Turkey does not have a great record on free speech — but that has been changing. Over the last several years, academic conferences and television programs have publicly debated the Armenian accusations. The United States, however, has been less favorable toward such public conversations. Last year, the University of Southern California cancelled a conference titled “Turkish-Armenian Relations: The Turkish Perspective.” A press release from the Armenian National Committee of America (ANCA) read, “The ANCA-WR, working with USC Armenian student groups, Alumni and school supporters, was able to demonstrate to USC officials the misguided and sinister nature of this panel which led to its cancellation.”
A few years ago, Armenian students at USC protested the annual Turkish Night organized by the USC Turkish Student Association. The USC Daily Trojan reported that “the dance was shut down for safety,” and that a party-goer who requested anonymity out of concern for his safety called the protesters “hostile-looking and intimidating.”
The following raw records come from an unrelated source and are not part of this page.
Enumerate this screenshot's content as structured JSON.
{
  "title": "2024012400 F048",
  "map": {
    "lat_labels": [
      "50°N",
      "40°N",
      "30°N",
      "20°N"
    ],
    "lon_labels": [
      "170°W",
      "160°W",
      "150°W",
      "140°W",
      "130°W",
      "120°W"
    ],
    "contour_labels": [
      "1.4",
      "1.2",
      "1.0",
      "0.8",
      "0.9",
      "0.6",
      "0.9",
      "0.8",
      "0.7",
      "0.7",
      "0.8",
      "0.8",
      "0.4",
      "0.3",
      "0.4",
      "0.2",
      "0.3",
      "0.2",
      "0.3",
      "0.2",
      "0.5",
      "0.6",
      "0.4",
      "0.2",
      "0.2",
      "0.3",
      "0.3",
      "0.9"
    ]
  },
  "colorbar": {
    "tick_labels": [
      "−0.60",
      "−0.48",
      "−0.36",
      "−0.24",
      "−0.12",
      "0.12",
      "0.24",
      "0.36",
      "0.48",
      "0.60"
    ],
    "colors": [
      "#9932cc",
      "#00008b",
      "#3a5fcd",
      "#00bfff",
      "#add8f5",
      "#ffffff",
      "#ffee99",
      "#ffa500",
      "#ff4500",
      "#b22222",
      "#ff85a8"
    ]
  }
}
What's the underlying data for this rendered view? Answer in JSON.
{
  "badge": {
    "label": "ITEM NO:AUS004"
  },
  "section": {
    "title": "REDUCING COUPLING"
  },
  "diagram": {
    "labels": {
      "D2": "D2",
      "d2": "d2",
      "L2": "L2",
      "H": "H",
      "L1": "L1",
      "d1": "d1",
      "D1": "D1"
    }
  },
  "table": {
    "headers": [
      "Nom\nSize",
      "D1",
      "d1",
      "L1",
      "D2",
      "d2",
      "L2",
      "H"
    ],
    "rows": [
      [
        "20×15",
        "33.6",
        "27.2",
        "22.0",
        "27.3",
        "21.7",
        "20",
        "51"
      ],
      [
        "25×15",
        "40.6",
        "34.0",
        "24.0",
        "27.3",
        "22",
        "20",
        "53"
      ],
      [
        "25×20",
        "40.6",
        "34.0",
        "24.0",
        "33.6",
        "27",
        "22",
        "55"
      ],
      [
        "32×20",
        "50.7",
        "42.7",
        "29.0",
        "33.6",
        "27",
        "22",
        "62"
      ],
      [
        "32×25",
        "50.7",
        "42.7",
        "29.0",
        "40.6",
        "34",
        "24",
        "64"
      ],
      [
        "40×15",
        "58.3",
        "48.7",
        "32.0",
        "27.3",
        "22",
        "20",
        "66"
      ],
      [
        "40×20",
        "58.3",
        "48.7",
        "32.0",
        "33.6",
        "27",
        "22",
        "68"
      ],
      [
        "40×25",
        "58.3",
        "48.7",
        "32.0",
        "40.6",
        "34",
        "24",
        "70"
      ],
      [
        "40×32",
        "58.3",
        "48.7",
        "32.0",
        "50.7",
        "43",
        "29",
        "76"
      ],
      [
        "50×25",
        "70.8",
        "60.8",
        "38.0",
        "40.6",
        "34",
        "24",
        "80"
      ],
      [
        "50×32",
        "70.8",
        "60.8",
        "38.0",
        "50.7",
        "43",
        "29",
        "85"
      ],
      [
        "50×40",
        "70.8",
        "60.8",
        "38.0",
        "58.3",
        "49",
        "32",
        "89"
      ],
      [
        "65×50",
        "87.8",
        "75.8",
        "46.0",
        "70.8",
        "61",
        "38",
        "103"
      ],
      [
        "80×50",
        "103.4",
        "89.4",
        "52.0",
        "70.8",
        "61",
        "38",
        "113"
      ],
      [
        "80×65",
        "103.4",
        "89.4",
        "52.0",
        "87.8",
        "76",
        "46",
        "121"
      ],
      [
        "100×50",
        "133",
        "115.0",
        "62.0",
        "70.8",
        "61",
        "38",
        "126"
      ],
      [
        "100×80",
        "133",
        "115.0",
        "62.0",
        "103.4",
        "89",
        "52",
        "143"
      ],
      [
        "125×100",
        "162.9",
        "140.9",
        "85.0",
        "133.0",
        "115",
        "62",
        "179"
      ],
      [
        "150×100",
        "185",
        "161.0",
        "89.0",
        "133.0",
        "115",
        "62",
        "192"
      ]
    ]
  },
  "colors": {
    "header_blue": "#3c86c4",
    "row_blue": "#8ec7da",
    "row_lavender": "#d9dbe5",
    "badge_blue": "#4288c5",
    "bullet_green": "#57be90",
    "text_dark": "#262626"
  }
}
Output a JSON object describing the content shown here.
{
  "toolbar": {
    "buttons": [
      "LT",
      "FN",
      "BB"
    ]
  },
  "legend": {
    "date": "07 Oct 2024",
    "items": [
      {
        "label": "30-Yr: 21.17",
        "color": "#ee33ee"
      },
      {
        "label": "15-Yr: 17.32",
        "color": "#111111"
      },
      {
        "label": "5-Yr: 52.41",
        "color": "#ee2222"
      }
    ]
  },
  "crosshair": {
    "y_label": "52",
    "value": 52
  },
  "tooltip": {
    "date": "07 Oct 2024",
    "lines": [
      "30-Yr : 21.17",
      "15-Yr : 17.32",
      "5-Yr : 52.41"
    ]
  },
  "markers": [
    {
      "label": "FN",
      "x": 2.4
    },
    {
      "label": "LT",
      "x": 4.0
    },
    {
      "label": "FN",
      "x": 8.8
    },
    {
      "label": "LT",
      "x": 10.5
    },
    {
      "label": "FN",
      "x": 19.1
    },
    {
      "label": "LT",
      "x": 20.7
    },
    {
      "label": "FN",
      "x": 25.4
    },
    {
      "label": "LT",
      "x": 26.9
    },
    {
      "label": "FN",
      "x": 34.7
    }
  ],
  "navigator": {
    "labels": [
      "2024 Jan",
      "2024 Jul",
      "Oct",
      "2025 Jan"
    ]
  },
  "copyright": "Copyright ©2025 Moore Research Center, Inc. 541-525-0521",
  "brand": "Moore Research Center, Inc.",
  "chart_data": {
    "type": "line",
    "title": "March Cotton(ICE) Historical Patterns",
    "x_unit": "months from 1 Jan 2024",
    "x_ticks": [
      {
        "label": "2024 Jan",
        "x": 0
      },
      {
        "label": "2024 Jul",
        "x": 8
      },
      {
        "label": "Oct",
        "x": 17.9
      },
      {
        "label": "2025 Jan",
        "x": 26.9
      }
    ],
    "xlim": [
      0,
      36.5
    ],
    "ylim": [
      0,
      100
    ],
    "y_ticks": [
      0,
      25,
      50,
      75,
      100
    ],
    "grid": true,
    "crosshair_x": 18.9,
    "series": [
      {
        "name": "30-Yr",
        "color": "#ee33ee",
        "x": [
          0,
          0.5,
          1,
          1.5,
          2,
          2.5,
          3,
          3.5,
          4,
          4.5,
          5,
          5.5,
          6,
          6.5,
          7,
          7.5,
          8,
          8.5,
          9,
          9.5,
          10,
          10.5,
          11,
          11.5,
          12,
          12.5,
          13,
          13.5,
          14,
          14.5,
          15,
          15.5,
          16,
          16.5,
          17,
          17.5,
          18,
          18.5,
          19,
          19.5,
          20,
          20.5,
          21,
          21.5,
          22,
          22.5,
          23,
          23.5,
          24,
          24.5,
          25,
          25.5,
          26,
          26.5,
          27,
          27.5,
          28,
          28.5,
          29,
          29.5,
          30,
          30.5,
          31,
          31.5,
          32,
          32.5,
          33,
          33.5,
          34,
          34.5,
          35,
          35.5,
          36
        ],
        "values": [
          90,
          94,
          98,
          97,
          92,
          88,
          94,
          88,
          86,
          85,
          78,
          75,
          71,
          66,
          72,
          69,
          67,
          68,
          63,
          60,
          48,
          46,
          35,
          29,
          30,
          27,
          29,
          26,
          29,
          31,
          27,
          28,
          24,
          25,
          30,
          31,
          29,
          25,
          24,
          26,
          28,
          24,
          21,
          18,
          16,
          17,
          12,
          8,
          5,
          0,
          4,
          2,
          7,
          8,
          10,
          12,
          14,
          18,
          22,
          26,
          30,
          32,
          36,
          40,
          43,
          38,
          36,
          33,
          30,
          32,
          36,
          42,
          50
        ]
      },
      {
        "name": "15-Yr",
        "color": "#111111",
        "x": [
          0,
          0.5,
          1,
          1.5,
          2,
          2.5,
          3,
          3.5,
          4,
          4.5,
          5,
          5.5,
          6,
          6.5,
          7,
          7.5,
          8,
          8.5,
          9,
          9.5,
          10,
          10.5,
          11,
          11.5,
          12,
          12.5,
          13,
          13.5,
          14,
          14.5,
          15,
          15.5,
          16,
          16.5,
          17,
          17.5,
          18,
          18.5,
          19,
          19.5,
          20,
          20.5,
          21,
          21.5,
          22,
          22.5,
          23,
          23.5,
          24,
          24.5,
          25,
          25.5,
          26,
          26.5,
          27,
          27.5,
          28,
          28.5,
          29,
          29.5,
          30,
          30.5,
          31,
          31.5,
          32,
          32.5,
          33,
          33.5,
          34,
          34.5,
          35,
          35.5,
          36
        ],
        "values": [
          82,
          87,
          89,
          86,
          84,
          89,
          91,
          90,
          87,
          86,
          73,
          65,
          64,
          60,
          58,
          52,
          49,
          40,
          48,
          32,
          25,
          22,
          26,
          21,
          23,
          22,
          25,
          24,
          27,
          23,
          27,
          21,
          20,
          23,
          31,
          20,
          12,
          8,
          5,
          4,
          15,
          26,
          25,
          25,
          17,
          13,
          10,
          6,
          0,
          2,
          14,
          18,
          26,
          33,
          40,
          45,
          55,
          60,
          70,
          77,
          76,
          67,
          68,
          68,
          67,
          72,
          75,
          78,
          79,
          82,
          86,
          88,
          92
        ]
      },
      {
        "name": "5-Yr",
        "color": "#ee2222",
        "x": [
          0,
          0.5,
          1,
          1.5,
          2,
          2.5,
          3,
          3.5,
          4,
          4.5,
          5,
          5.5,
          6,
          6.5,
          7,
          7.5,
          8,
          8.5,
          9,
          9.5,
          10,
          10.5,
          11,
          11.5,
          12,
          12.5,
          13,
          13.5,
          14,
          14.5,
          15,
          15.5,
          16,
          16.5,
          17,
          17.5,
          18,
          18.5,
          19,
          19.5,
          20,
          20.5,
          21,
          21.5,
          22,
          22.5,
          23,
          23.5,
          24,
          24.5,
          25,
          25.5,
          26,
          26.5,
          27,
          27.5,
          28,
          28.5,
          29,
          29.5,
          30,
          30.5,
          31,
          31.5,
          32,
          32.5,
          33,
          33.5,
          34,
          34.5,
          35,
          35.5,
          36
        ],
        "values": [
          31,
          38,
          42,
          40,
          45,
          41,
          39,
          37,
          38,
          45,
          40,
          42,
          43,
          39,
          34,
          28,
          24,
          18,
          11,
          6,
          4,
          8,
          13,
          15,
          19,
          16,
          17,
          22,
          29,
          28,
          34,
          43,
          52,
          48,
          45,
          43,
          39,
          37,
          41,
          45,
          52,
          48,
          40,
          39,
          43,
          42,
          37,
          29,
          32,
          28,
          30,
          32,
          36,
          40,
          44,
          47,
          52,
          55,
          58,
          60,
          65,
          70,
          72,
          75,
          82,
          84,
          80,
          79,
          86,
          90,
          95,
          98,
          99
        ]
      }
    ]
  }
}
Recently, a concert at Brown University titled “The Armenian Composers of the Ottoman Period,” in which two Armenian and two Turkish musicians were to perform, was cancelled. Its aim was to bring together Turks and Armenians through music, but the Armenians who agreed to participate faced tremendous pressure to keep their distance from the Turks.
Many Turkish Americans fear the Armenian American community’s power in the United States. They don’t understand why no doubt exists about what happened between Armenians and Turks. They wonder why no one remembers the murdered Turkish diplomats by Armenian terrorists or numerous silenced academicians. They feel that the “genocide” claims feed an industry –influential Armenian committees, non-governmental organizations and academics promoting their “truth” — attached to politics. They understand that politicians need to get elected and must satisfy their constituents’ needs. But they also demand an environment free of intimidation and fear.
Tulin Daloglu is a free-lance writer.